The reported strike came less than two days after Russia bombed a maternity hospital in the besieged southern port of Mariupol, an attack Washington has called a war crime. Ukraine said pregnant women were among those hurt there; Russia said the hospital was no longer functioning and was occupied by Ukrainian fighters when it was hit.

For a seventh straight day, Russia announced plans to cease fire to let civilians leave Mariupol, site of Ukraine’s worst humanitarian emergency, with hundreds of thousands of people trapped with no food, water, heat or power. All previous attempts to reach the city have failed with both sides accusing each other of failing to observe ceasefires.

Ukraine said it would try yet again to help people leave: “We hope it will work today,” Deputy Prime Minister Iryna Vereshchuk said.

Moscow denies it has been targeting civilians in what it calls a “special operation” to disarm and “de-Nazify” Ukraine.

PUTIN SEES ‘POSITIVE SHIFTS’

President Vladimir Putin has tried to project an air of calm in regular engagements since ordering the invasion on Feb. 24. In the latest, a meeting with Belarus leader Alexander Lukashenko, Putin said there were “certain positive shifts” in talks with Ukrainians. He gave no further details.

Earlier, at a meeting of his security council, Putin approved a proposal to recruit 16,000 fighters from the Middle East.

“If you see that there are these people who want of their own accord – not for money – to come to help the people living in Donbass, then we need to give them what they want and help them get to the conflict zone,” Putin said.

The Kremlin threatened to shut down Facebook owner Meta Platforms in Russia on Friday, following a Reuters report that the company had issued guidelines temporarily easing a ban on calls for political violence to allow some Facebook or Instagram posts that encourage killing invading Russian troops.

According to internal emails sent to content moderators, the guidelines would even allow posts that call for the death of Putin or Lukashenko.

“We don’t want to believe the Reuters report – it is just too difficult to believe,” Kremlin spokesman Dmitry Peskov told reporters. “We hope it is not true because if it is true then it will mean that there will have to be the most decisive measures to end the activities of this company.”

European Union leaders were holding a summit at France’s Versailles Palace, expected to be dominated by calls for more action to punish Russia, assist Ukraine and cope with an influx of nearly 2.5 million refugees in just two weeks.

In the two weeks since the invasion, Western countries have swiftly moved to isolate Russia from world trade and the global financial system to an extent never before visited on such a large economy.

In the latest move, sources said U.S. President Joe Biden will ask the Group of Seven industrialised countries and the EU to strip Russia of normal trade rights, known as “most favoured nation status”. That would allow hitting Russian goods with new tariffs.

While Russia’s advance on Kyiv has been stalled and it has failed so far to capture any cities in northern or eastern Ukraine, it has made more substantial progress in the south.
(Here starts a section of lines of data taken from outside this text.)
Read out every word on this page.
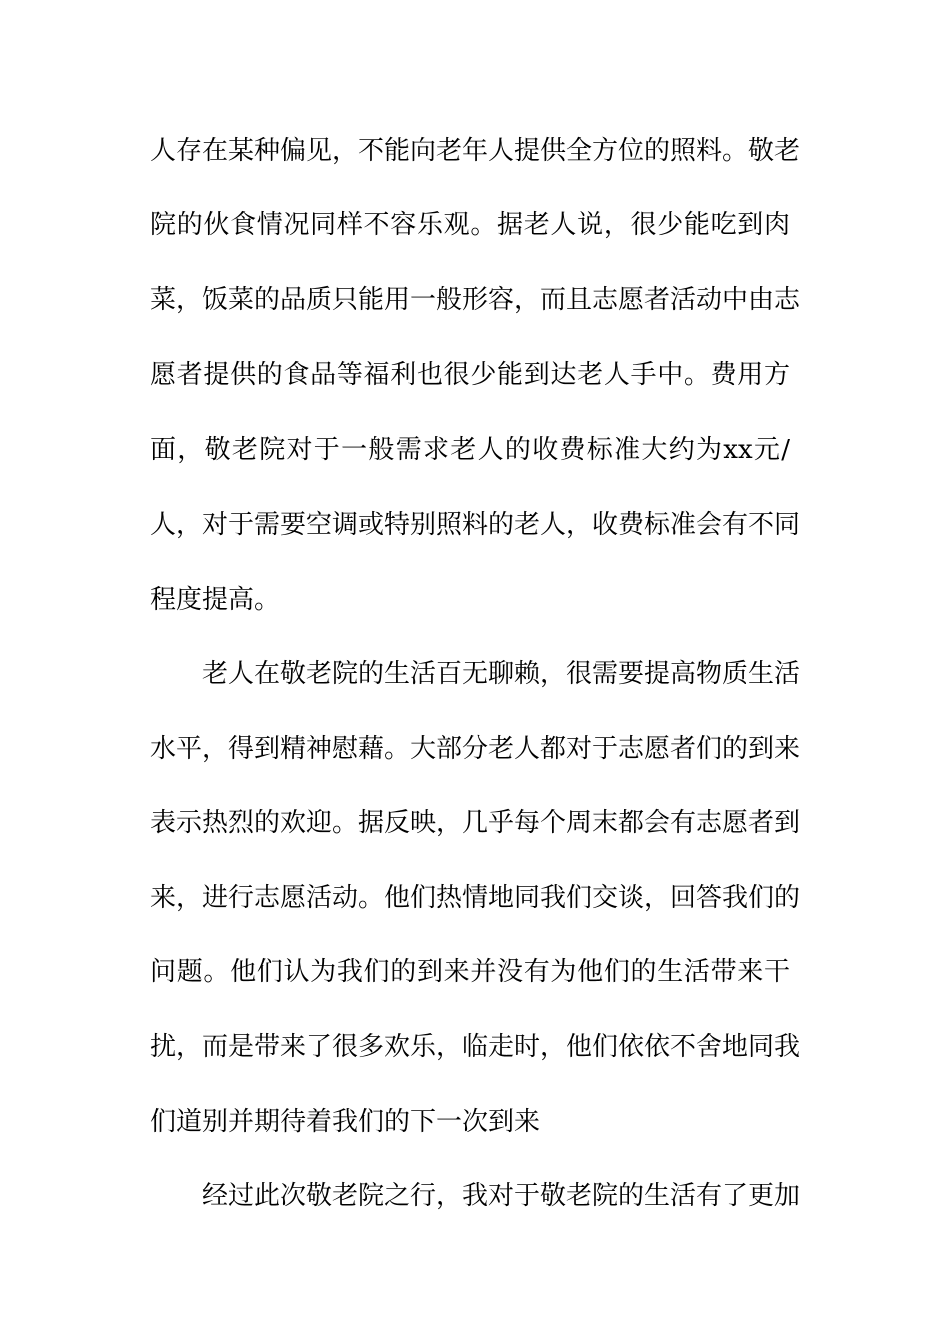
人存在某种偏见，不能向老年人提供全方位的照料。敬老
院的伙食情况同样不容乐观。据老人说，很少能吃到肉
菜，饭菜的品质只能用一般形容，而且志愿者活动中由志
愿者提供的食品等福利也很少能到达老人手中。费用方
面，敬老院对于一般需求老人的收费标准大约为xx元/
人，对于需要空调或特别照料的老人，收费标准会有不同
程度提高。
老人在敬老院的生活百无聊赖，很需要提高物质生活
水平，得到精神慰藉。大部分老人都对于志愿者们的到来
表示热烈的欢迎。据反映，几乎每个周末都会有志愿者到
来，进行志愿活动。他们热情地同我们交谈，回答我们的
问题。他们认为我们的到来并没有为他们的生活带来干
扰，而是带来了很多欢乐，临走时，他们依依不舍地同我
们道别并期待着我们的下一次到来
经过此次敬老院之行，我对于敬老院的生活有了更加
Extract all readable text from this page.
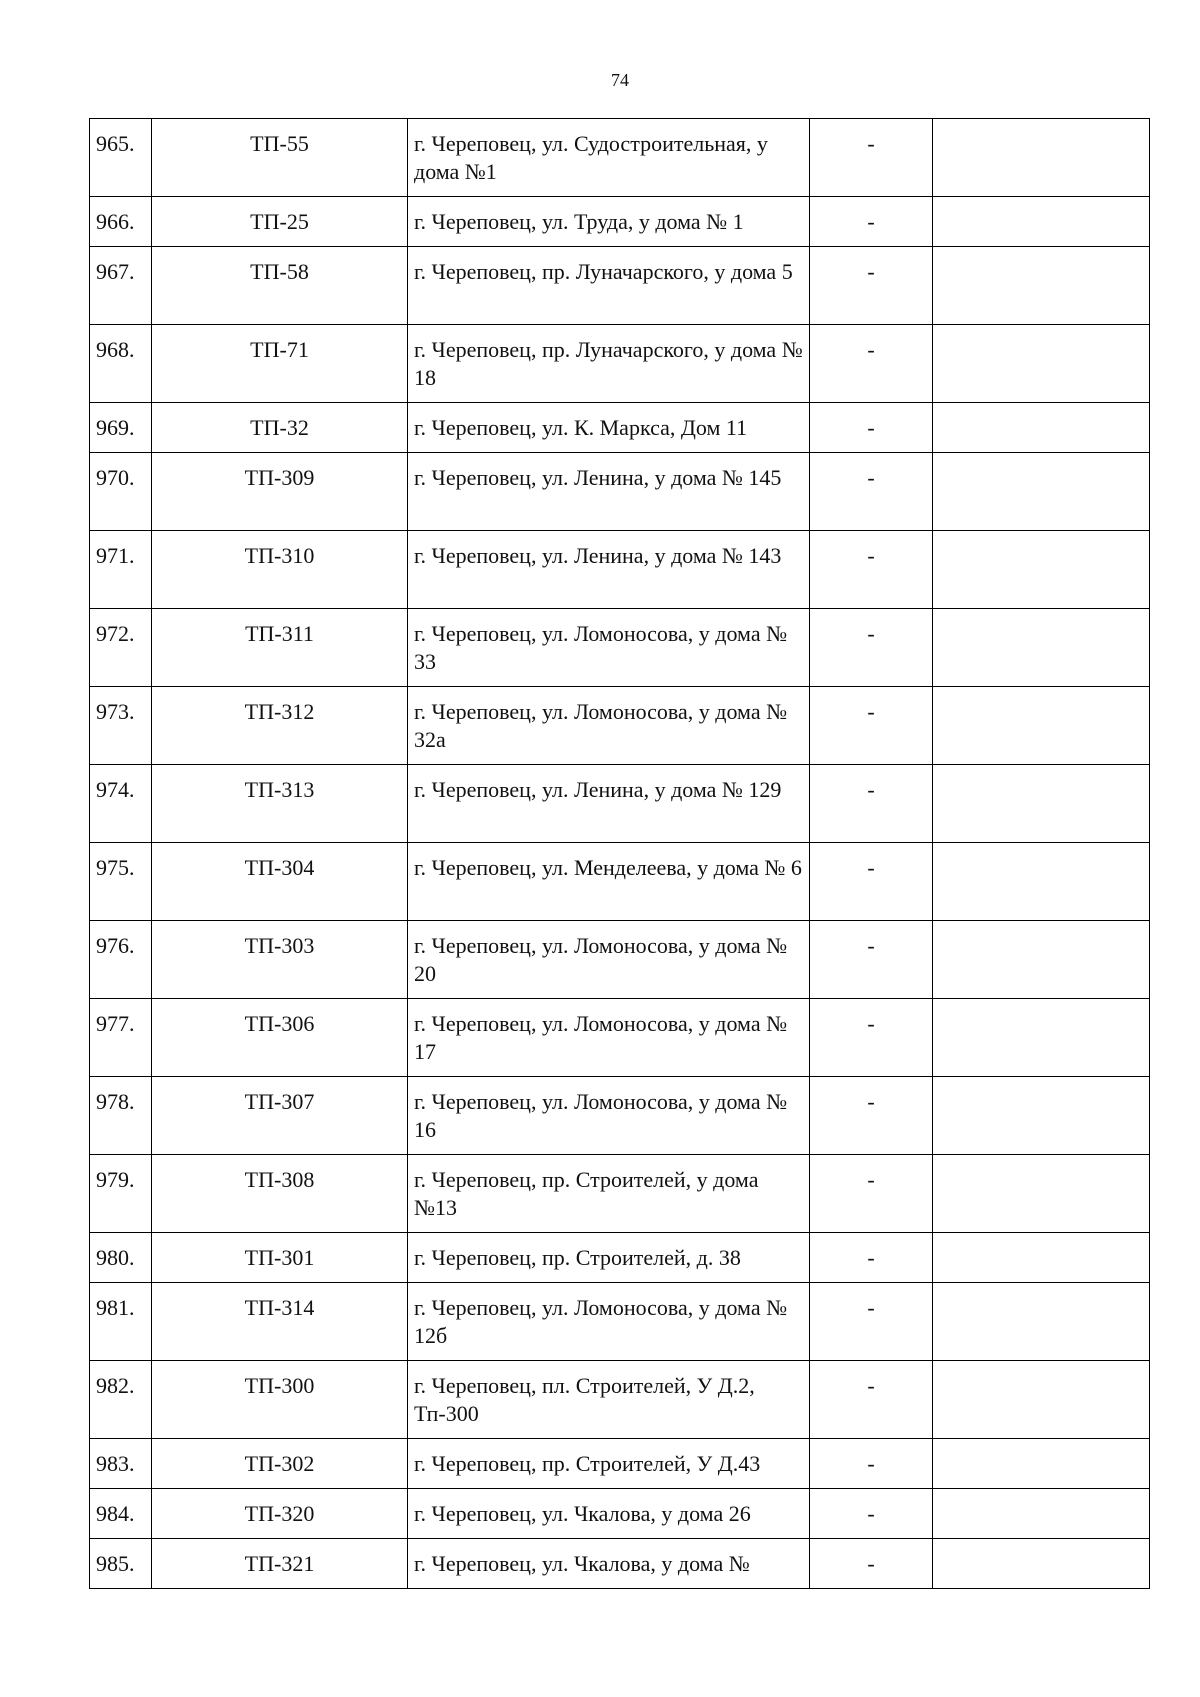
74
965.	ТП-55	г. Череповец, ул. Судостроительная, у дома №1	-	
966.	ТП-25	г. Череповец, ул. Труда, у дома № 1	-	
967.	ТП-58	г. Череповец, пр. Луначарского, у дома 5	-	
968.	ТП-71	г. Череповец, пр. Луначарского, у дома № 18	-	
969.	ТП-32	г. Череповец, ул. К. Маркса, Дом 11	-	
970.	ТП-309	г. Череповец, ул. Ленина, у дома № 145	-	
971.	ТП-310	г. Череповец, ул. Ленина, у дома № 143	-	
972.	ТП-311	г. Череповец, ул. Ломоносова, у дома № 33	-	
973.	ТП-312	г. Череповец, ул. Ломоносова, у дома № 32а	-	
974.	ТП-313	г. Череповец, ул. Ленина, у дома № 129	-	
975.	ТП-304	г. Череповец, ул. Менделеева, у дома № 6	-	
976.	ТП-303	г. Череповец, ул. Ломоносова, у дома № 20	-	
977.	ТП-306	г. Череповец, ул. Ломоносова, у дома № 17	-	
978.	ТП-307	г. Череповец, ул. Ломоносова, у дома № 16	-	
979.	ТП-308	г. Череповец, пр. Строителей, у дома №13	-	
980.	ТП-301	г. Череповец, пр. Строителей, д. 38	-	
981.	ТП-314	г. Череповец, ул. Ломоносова, у дома № 12б	-	
982.	ТП-300	г. Череповец, пл. Строителей, У Д.2, Тп-300	-	
983.	ТП-302	г. Череповец, пр. Строителей, У Д.43	-	
984.	ТП-320	г. Череповец, ул. Чкалова, у дома 26	-	
985.	ТП-321	г. Череповец, ул. Чкалова, у дома №	-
Moscow said on Friday its separatist allies in the southeast had captured the town of Volnovakha north of Mariupol.

On Friday, three air strikes in the central city of Dnipro killed at least one person, state emergency services said, adding that the strikes were near a kindergarten.

Ihor Polishshuk, the mayor of the city of Lutsk, said four pepole were killed and six wounded in an attack on an airfield there, a rare strike on a target deep in western Ukraine and far from the battlefields in the north, east and south.

Within Russia, the authorities have banned any reports that refer to the “special operation” as a war or invasion. Most of the remaining independent media outlets were shut last week. Thousands of people have been arrested for holding mostly small anti-war demonstrations. The main opposition figure, Alexei Navalny, issued a call from jail for mass protests on Sunday.